Once the red-carpet season gets underway, we become used to seeing the stars all dolled up, as if that's what they look like when they eat breakfast or pop out to the shops.
Couture gowns and trailing skirts are the norm at this time of year, but they've also become an essential part of designers' collections. There's a certain mindset that bemoans that the red carpet has come to bear so heavily on those who are trying to make their way in the industry. Award-ceremony exposure can make or break a label – celebrities choosing Zac Posen and Jason Wu made those designers household names. At the collections, it's easy to see the pieces destined for the Oscars – the long, spangled ones. But there are those who complain that creating dresses for celebs has become a distraction for young designers, who neglect the more mundane pieces that their less glitzy customer might want to wear.

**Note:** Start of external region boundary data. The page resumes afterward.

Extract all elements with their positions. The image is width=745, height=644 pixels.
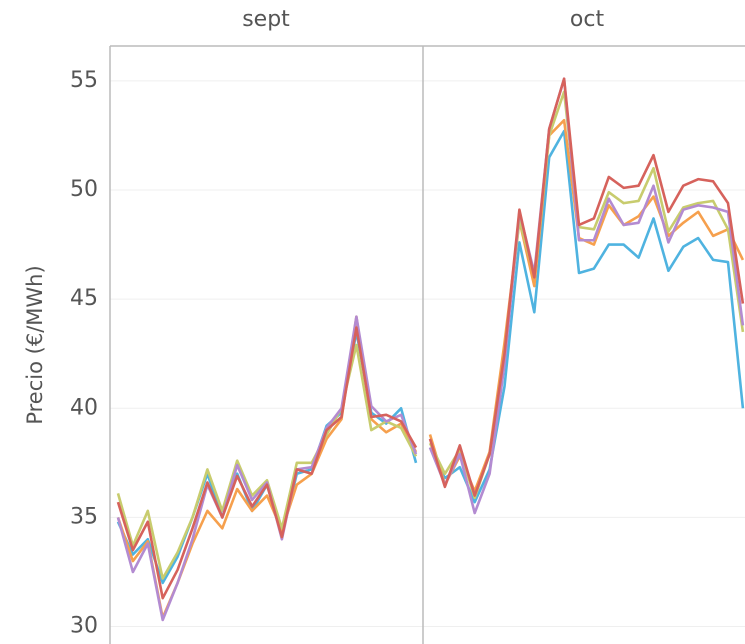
series-line bbox=[428, 118, 745, 493]
y-axis-label: Precio (€/MWh) bbox=[23, 265, 47, 424]
series-line bbox=[428, 129, 745, 504]
y-tick-label: 50 bbox=[70, 177, 98, 202]
series-line bbox=[116, 330, 418, 585]
y-tick-label: 30 bbox=[70, 614, 98, 639]
y-tick-label: 45 bbox=[70, 286, 98, 311]
series-line bbox=[428, 77, 745, 497]
facet-title: oct bbox=[570, 7, 605, 32]
facet-title: sept bbox=[242, 7, 290, 32]
series-line bbox=[116, 315, 418, 622]
y-tick-label: 40 bbox=[70, 395, 98, 420]
series-line bbox=[116, 343, 418, 580]
series-line bbox=[428, 90, 745, 500]
y-tick-label: 35 bbox=[70, 504, 98, 529]
series-line bbox=[116, 326, 418, 600]
series-line bbox=[428, 77, 745, 515]
y-tick-label: 55 bbox=[70, 68, 98, 93]
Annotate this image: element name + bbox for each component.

In the old days, the gowns were made by the hallowed Hollywood costumiers – Edith Head or Adrian, for example. Marlene Dietrich was one of the first screen sirens to work with a fashion designer –Christian Dior – in 1951 . They worked out the angles and aspects that would feature most and devised the ultimate in statement dressing. Today, there's less choreography but no less planning. Stylists work for months to pick the best gowns for their clients. Then there's the jewellery, shoes and the perfect clutch.
But you can't avoid every pitfall. Take Barbra Streisand's sheer Arnold Scaasi tunic and trousers, which became almost transparent under stage lights. And Jennifer Lawrence's mishap last week, when a chair on her hem ripped apart her Dior couture. That's the problem with clothes and the red carpet: no matter how glamorous and magical they might be, real life can always intervene.